Il tarbouche come simbolo contemporaneo.

Dal 19 maggio all’8 novembre 2026 Venezia ospita “LE TARBOUCHE. Quando un accessorio diventa simbolo”, personale dell’artista libanese-canadese Mouna Rebeiz al Museo di Palazzo Mocenigo. Un progetto che intreccia pittura, moda, identità e memoria culturale attraverso la reinterpretazione di un copricapo storico del mondo islamico.


A Venezia il tarbouche abbandona la dimensione dell’accessorio tradizionale per trasformarsi in immagine simbolica e strumento di riflessione contemporanea. Dal 19 maggio all’8 novembre 2026 il Museo di Palazzo Mocenigo – Centro Studi di Storia del Tessuto, del Costume e del Profumo presenta LE TARBOUCHE. Quando un accessorio diventa simbolo, mostra personale dell’artista libanese-canadese Mouna Rebeiz curata da Roberta Semeraro e Chiara Squarcina.
Il progetto riunisce oltre trenta opere dedicate al tarbouche, il tradizionale copricapo maschile diffuso nel mondo islamico fin dal XIV secolo. Nella ricerca pittorica di Rebeiz questo elemento viene sottratto alla sua funzione storica e trasferito su figure femminili monumentali, diventando centro simbolico della composizione e occasione per interrogare identità, memoria culturale e rappresentazione del femminile.

La pratica dell’artista dialoga con la grande tradizione figurativa europea. Formata alla Sorbona di Parigi e attiva a livello internazionale, Mouna Rebeiz sviluppa una pittura che richiama il Rinascimento e il Barocco nella costruzione plastica delle figure e nella monumentalità delle scene. Nei dipinti esposti a Palazzo Mocenigo i corpi femminili, spesso ispirati all’iconografia delle Tre Grazie, assumono una presenza scultorea e sensuale, mentre il tarbouche diventa elemento capace di riscrivere simboli e ruoli culturali attraverso uno sguardo contemporaneo.
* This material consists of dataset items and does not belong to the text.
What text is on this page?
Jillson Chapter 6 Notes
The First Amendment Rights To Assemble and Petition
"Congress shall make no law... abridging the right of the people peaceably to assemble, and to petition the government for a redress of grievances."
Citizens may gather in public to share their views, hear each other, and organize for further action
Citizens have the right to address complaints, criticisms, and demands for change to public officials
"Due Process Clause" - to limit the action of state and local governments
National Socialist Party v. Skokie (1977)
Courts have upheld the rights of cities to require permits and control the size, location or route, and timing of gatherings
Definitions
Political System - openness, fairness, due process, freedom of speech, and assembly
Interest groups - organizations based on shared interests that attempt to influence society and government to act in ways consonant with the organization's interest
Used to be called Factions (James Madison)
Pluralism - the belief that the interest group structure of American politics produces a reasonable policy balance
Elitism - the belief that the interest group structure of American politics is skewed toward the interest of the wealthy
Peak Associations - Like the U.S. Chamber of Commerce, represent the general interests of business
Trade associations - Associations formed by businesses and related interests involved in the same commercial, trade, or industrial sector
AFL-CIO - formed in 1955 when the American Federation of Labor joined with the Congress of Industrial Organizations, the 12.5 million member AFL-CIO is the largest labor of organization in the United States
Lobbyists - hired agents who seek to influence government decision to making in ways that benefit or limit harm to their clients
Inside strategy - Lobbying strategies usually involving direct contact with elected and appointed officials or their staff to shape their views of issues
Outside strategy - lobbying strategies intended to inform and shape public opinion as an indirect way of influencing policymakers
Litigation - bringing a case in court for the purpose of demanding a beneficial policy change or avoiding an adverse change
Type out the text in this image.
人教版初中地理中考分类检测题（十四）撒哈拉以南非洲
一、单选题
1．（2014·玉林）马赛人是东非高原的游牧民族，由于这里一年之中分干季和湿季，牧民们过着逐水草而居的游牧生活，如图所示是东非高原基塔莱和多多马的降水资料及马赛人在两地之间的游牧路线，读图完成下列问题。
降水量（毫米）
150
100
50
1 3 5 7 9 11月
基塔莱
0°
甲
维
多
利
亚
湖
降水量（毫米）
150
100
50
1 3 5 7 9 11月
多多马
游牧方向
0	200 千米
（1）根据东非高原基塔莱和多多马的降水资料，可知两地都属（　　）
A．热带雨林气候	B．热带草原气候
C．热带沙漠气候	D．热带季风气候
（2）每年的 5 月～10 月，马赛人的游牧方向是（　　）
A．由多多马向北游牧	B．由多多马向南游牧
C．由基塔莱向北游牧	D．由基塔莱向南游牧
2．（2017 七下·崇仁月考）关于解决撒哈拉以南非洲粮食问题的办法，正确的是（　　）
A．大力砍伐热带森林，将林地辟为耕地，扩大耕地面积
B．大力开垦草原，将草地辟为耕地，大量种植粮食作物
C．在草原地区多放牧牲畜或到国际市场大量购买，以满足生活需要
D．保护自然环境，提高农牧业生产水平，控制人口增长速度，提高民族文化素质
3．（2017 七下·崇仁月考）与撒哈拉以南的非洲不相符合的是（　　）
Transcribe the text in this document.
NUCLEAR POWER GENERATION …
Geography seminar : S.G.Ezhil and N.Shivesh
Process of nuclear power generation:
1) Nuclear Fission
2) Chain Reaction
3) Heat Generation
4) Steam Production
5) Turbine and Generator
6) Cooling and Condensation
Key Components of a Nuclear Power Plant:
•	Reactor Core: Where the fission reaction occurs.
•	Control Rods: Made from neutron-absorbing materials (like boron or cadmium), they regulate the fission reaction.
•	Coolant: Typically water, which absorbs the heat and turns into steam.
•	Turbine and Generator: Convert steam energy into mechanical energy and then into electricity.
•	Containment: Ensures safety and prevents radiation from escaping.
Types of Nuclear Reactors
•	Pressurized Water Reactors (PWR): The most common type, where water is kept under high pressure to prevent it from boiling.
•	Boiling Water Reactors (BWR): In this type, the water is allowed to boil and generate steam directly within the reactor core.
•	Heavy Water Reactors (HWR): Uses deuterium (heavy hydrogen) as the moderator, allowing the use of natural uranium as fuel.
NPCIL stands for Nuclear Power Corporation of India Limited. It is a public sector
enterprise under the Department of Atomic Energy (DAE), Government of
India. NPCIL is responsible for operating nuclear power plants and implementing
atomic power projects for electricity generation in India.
La mostra si amplia inoltre al dialogo con moda e design. Nel 2015 l’artista ha coinvolto circa quaranta designer e creativi internazionali invitandoli a reinterpretare il tarbouche secondo linguaggi progettuali differenti. A Venezia saranno presentate quindici creazioni nate da quel progetto, con contributi di maison e designer come Sonia Rykiel, Marni, Jimmy Choo, Renée Caovilla e Alberta Ferretti. Il copricapo si trasforma così in oggetto sperimentale, sospeso tra arte, moda e design contemporaneo.

Il contesto di Palazzo Mocenigo rafforza ulteriormente il significato del progetto. Le opere dialogano con gli ambienti storici e con le collezioni permanenti del museo dedicate alla storia del costume e dell’identità sociale. Un raro copricapo dogale veneziano conservato nelle collezioni dei Musei Civici di Venezia ha inoltre ispirato alcune opere realizzate appositamente per l’occasione, introducendo un ulteriore confronto tra simboli di potere, storia dell’abito e rilettura contemporanea dell’identità.

In occasione della mostra sarà pubblicato anche il primo volume interamente dedicato al tarbouche, edito da Maretti Editore, pensato come approfondimento storico e iconografico di un simbolo capace di attraversare culture ed epoche differenti. Il progetto espositivo si inserisce nel più ampio percorso di ricerca dell’artista sui temi dell’identità e della trasformazione dei simboli culturali, intrecciandosi anche con le riflessioni della filosofa e psicoanalista Elsa Godart dedicate alla complessità dell’esperienza femminile contemporanea.